From 2012 to 2021, the ranking of the change in ESV among the nine cities in the Wuhan urban area, from highest to lowest, is as follows: Xiantao City > Wuhan City > Xiaogan City > Huangshi City > Ezhou City > Huanggang City > Xianning City > Qianjiang City > Tianmen City. The cities of Wuhan and Huanggang experienced the highest increase in construction land, leading to a significant decrease in ESV. The growth of ESV in Xiaogan City is attributed to the substantial increase in forest area, as forests are important ecological land.
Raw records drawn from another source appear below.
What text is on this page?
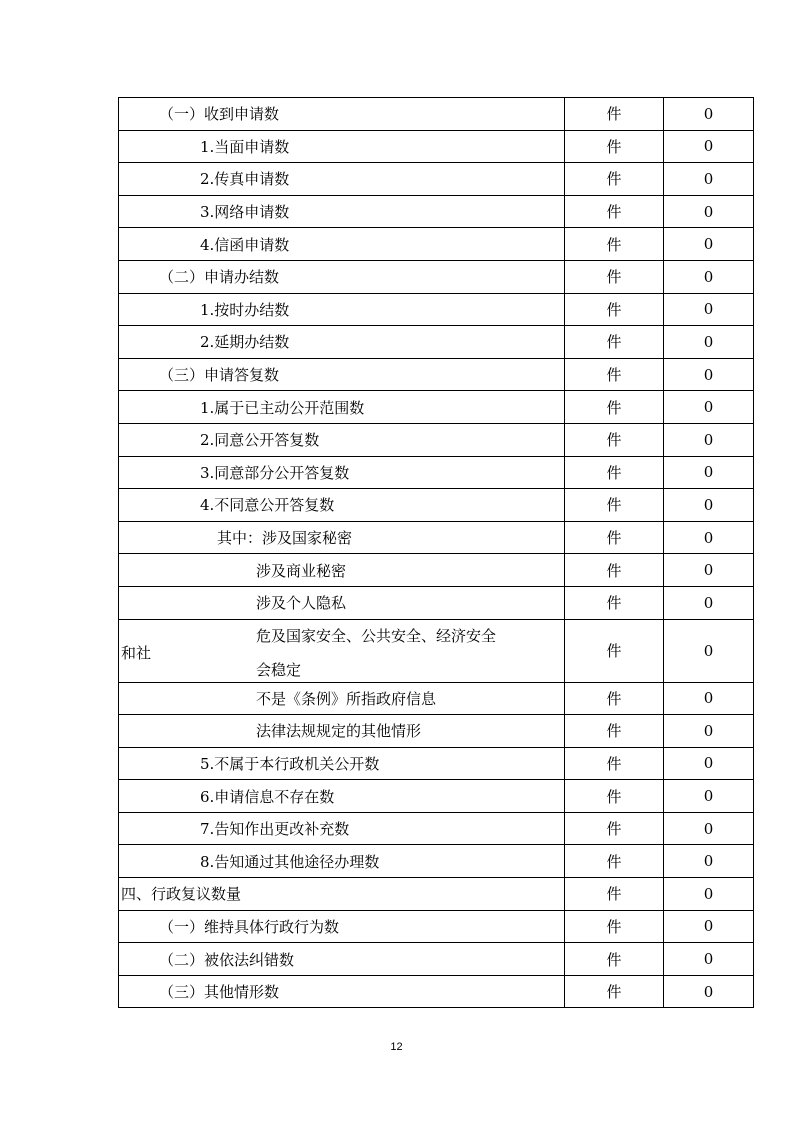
（一）收到申请数	件	0
1.当面申请数	件	0
2.传真申请数	件	0
3.网络申请数	件	0
4.信函申请数	件	0
（二）申请办结数	件	0
1.按时办结数	件	0
2.延期办结数	件	0
（三）申请答复数	件	0
1.属于已主动公开范围数	件	0
2.同意公开答复数	件	0
3.同意部分公开答复数	件	0
4.不同意公开答复数	件	0
其中：涉及国家秘密	件	0
涉及商业秘密	件	0
涉及个人隐私	件	0

危及国家安全、公共安全、经济安全
和社
会稳定	件	0
不是《条例》所指政府信息	件	0
法律法规规定的其他情形	件	0
5.不属于本行政机关公开数	件	0
6.申请信息不存在数	件	0
7.告知作出更改补充数	件	0
8.告知通过其他途径办理数	件	0
四、行政复议数量	件	0
（一）维持具体行政行为数	件	0
（二）被依法纠错数	件	0
（三）其他情形数	件	0
12
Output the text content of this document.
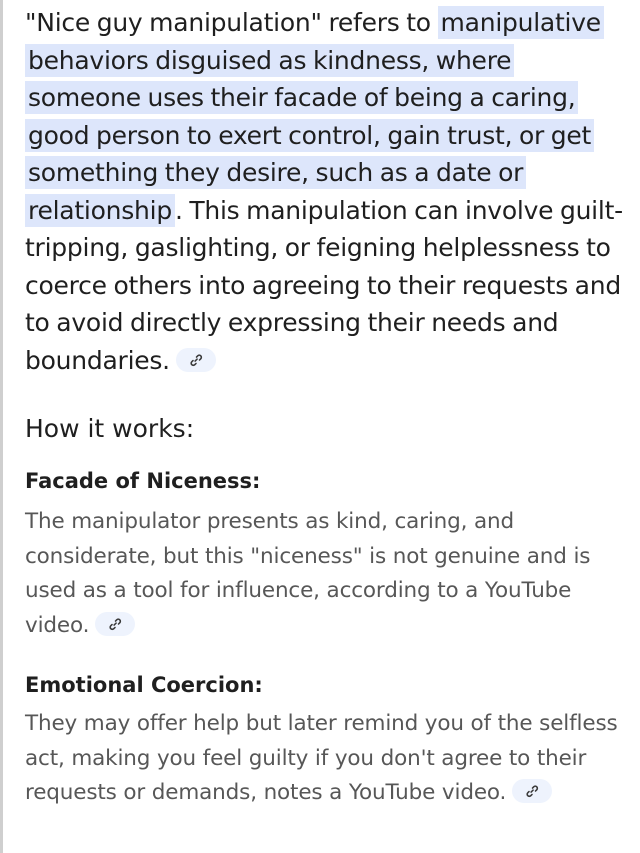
"Nice guy manipulation" refers to manipulative behaviors disguised as kindness, where someone uses their facade of being a caring, good person to exert control, gain trust, or get something they desire, such as a date or relationship . This manipulation can involve guilt-tripping, gaslighting, or feigning helplessness to coerce others into agreeing to their requests and to avoid directly expressing their needs and boundaries.

How it works:
Facade of Niceness:

The manipulator presents as kind, caring, and considerate, but this "niceness" is not genuine and is used as a tool for influence, according to a YouTube video.

Emotional Coercion:

They may offer help but later remind you of the selfless act, making you feel guilty if you don't agree to their requests or demands, notes a YouTube video.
Tianmen and Qianjiang have successfully balanced ecological land and construction land while developing their economies, resulting in stable ecosystem service value. In terms of spatial distribution, there are significant regional differences in the overall change in ESV among the cities in the Wuhan urban area, with a “lower value in the west and higher value in the central-east” pattern. In terms of space, cultivated land in the Wuhan urban area is mainly distributed in the central-eastern region, where urbanization has progressed rapidly. The expansion of urban construction land has led to the transformation of high-value ESV cultivated land to low-value ESV construction land, resulting in the greatest change. The spatial distribution of ESV in the Wuhan urban area overall exhibits a concentric ring structure with Wuhan City as the center, with higher ESV in the northeast and southeast directions. The significant decrease in ESV in cities such as Xiantao, Ezhou, Huanggang, and Xiaogan between Wuhan and the outer edge of the Wuhan urban area is an important factor contributing to the overall decrease in ESV in the Wuhan urban area during this period.

(4)

The predicted results for LUCC and ESV in the Wuhan Urban Circle in 2035 and 2050 show that the area of cultivated land and construction land will increase, while the area of forests, grasslands, water bodies, and unused land will decrease. The spatial distribution of ESV still exhibits a “low in the west, high in the central-east” trend, with the total ESV amount ranked as follows: Huanggang City > Xianning City > Wuhan City > Xiaogan City > Huangshi City > Ezhou City > Xiantao City > Tianmen City > Qianjiang City. The total future ESV is still decreasing. In the future, it is important to focus on the conversion of land use types in areas with high ESVs in order to reduce their impact on the overall ecosystem services value of the urban circle and promote coordinated development between regions.